VORONEZH, April 3 (RIA Novosti) – Prosecutors in the central Russian Voronezh Region have started inspections of nongovernmental organizations (NGOs) as part of an anti-extremism drive, the regional prosecutor’s office has reported.
“The regional prosecutor’s office, in line with an assignment from the Russian Prosecutor General’s Office, is conducting a check aimed at establishing whether public and religious associations and other NGOs comply with laws against extremism,” the office said in a statement on Tuesday.
Nationwide NGO inspections have been taking place in Russia since March, and most observers had linked them to a new law that tightens control on NGOs and obliges those that receive foreign funding to register as “foreign agents.” Many NGO activists have complained of unexpected and time-consuming raids.
The NGOs targeted recently in particular included the Moscow offices of Human Rights Watch, corruption watchdog Transparency International and the Kazan-based advocacy group Agora. Agora has provided legal support to many political activists.

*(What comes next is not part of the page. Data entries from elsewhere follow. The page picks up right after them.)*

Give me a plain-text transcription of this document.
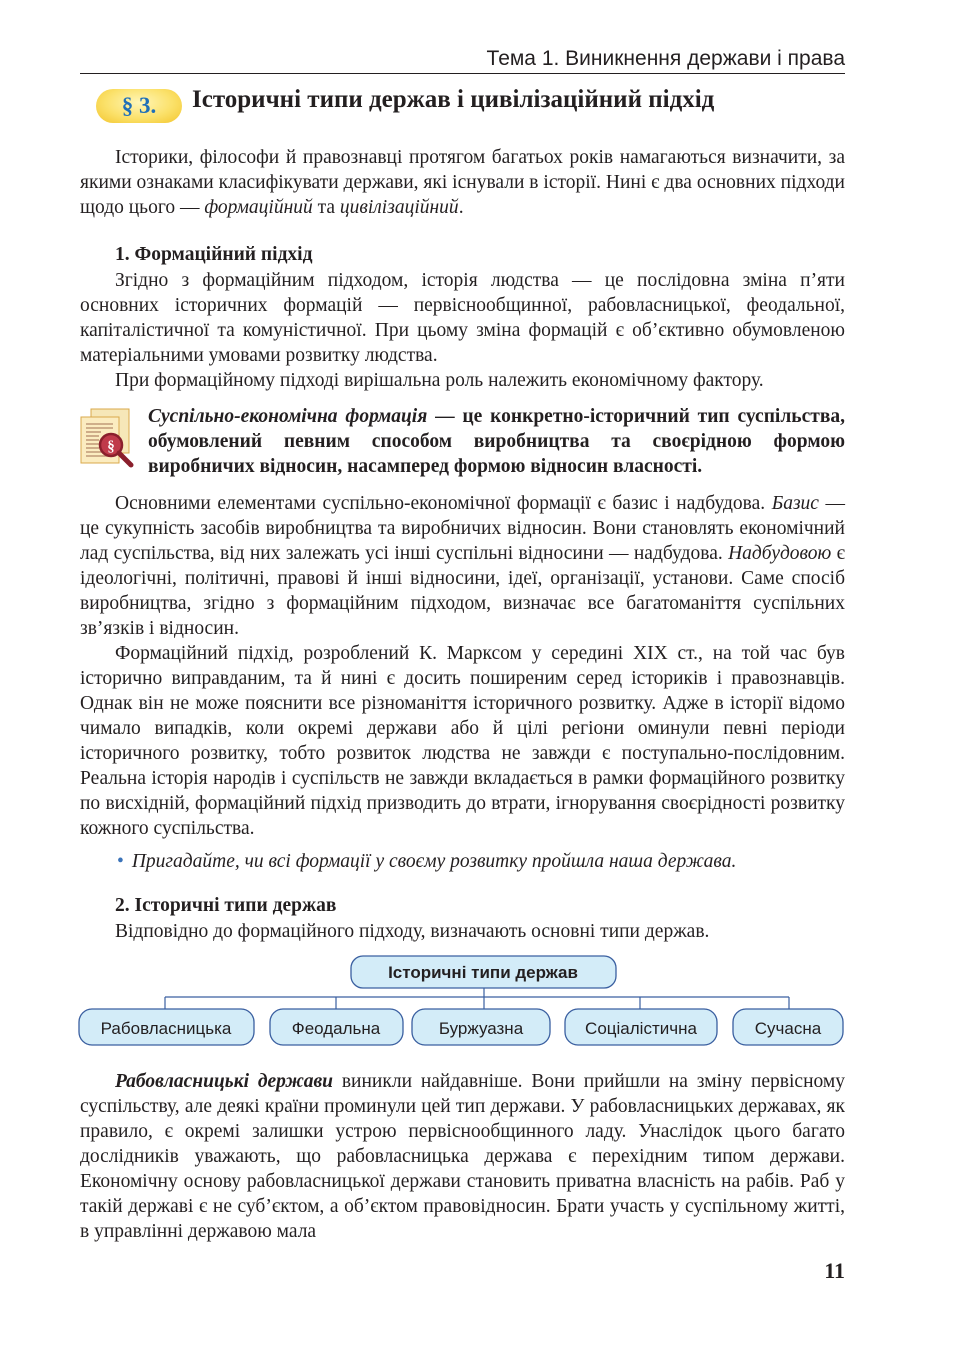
Тема 1. Виникнення держави і права
§ 3.	Історичні типи держав і цивілізаційний підхід

Історики, філософи й правознавці протягом багатьох років намагаються визначити, за якими ознаками класифікувати держави, які існували в історії. Нині є два основних підходи щодо цього — формаційний та цивілізаційний.

1. Формаційний підхід

Згідно з формаційним підходом, історія людства — це послідовна зміна п’яти основних історичних формацій — первіснообщинної, рабовласницької, феодальної, капіталістичної та комуністичної. При цьому зміна формацій є об’єктивно обумовленою матеріальними умовами розвитку людства.

При формаційному підході вирішальна роль належить економічному фактору.

§
Суспільно-економічна формація — це конкретно-історичний тип суспільства, обумовлений певним способом виробництва та своєрідною формою виробничих відносин, насамперед формою відносин власності.

Основними елементами суспільно-економічної формації є базис і надбудова. Базис — це сукупність засобів виробництва та виробничих відносин. Вони становлять економічний лад суспільства, від них залежать усі інші суспільні відносини — надбудова. Надбудовою є ідеологічні, політичні, правові й інші відносини, ідеї, організації, установи. Саме спосіб виробництва, згідно з формаційним підходом, визначає все багатоманіття суспільних зв’язків і відносин.

Формаційний підхід, розроблений К. Марксом у середині XIX ст., на той час був історично виправданим, та й нині є досить поширеним серед істориків і правознавців. Однак він не може пояснити все різноманіття історичного розвитку. Адже в історії відомо чимало випадків, коли окремі держави або й цілі регіони оминули певні періоди історичного розвитку, тобто розвиток людства не завжди є поступально-послідовним. Реальна історія народів і суспільств не завжди вкладається в рамки формаційного розвитку по висхідній, формаційний підхід призводить до втрати, ігнорування своєрідності розвитку кожного суспільства.

• Пригадайте, чи всі формації у своєму розвитку пройшла наша держава.
2. Історичні типи держав

Відповідно до формаційного підходу, визначають основні типи держав.

Історичні типи держав
Рабовласницька	Феодальна	Буржуазна	Соціалістична	Сучасна

Рабовласницькі держави виникли найдавніше. Вони прийшли на зміну первісному суспільству, але деякі країни проминули цей тип держави. У рабовласницьких державах, як правило, є окремі залишки устрою первіснообщинного ладу. Унаслідок цього багато дослідників уважають, що рабовласницька держава є перехідним типом держави. Економічну основу рабовласницької держави становить приватна власність на рабів. Раб у такій державі є не суб’єктом, а об’єктом правовідносин. Брати участь у суспільному житті, в управлінні державою мала

11
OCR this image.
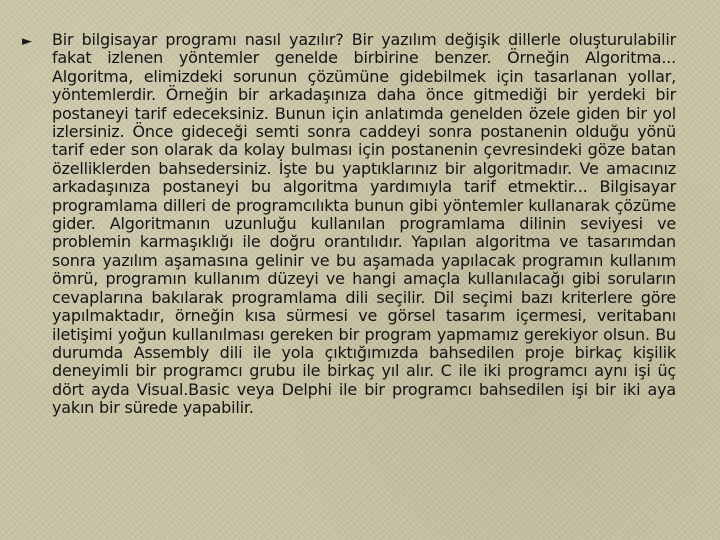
► Bir bilgisayar programı nasıl yazılır? Bir yazılım değişik dillerle oluşturulabilir fakat izlenen yöntemler genelde birbirine benzer. Örneğin Algoritma... Algoritma, elimizdeki sorunun çözümüne gidebilmek için tasarlanan yollar, yöntemlerdir. Örneğin bir arkadaşınıza daha önce gitmediği bir yerdeki bir postaneyi tarif edeceksiniz. Bunun için anlatımda genelden özele giden bir yol izlersiniz. Önce gideceği semti sonra caddeyi sonra postanenin olduğu yönü tarif eder son olarak da kolay bulması için postanenin çevresindeki göze batan özelliklerden bahsedersiniz. İşte bu yaptıklarınız bir algoritmadır. Ve amacınız arkadaşınıza postaneyi bu algoritma yardımıyla tarif etmektir... Bilgisayar programlama dilleri de programcılıkta bunun gibi yöntemler kullanarak çözüme gider. Algoritmanın uzunluğu kullanılan programlama dilinin seviyesi ve problemin karmaşıklığı ile doğru orantılıdır. Yapılan algoritma ve tasarımdan sonra yazılım aşamasına gelinir ve bu aşamada yapılacak programın kullanım ömrü, programın kullanım düzeyi ve hangi amaçla kullanılacağı gibi soruların cevaplarına bakılarak programlama dili seçilir. Dil seçimi bazı kriterlere göre yapılmaktadır, örneğin kısa sürmesi ve görsel tasarım içermesi, veritabanı iletişimi yoğun kullanılması gereken bir program yapmamız gerekiyor olsun. Bu durumda Assembly dili ile yola çıktığımızda bahsedilen proje birkaç kişilik deneyimli bir programcı grubu ile birkaç yıl alır. C ile iki programcı aynı işi üç dört ayda Visual.Basic veya Delphi ile bir programcı bahsedilen işi bir iki aya yakın bir sürede yapabilir.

Voronezh-based rights advocate Alexei Kozlov told RIA Novosti that four regional organizations are the targets of current new checks, adding that the reason for the inspections was that the organizations receive foreign funding.
The Prosecutor General’s Office said March 28 that the recent series of spot checks on NGOs in Russia that caused outcry among rights advocates is aimed at establishing their compliance with laws against extremism and the legalization of criminal income.
Activists have condemned the inspections, which have targeted numerous high-profile rights groups, as a form of intimidation. According to Agora, over 80 organizations have been audited in 24 regions across Russia during the recent wave.
Russian President Vladimir Putin warned March 28 against government officials overdoing the ongoing nationwide wave of spot checks on NGOs. Putin said the checks should be monitored by the presidential ombudsman for human rights, Vladimir Lukin, to ensure there were no “excesses.”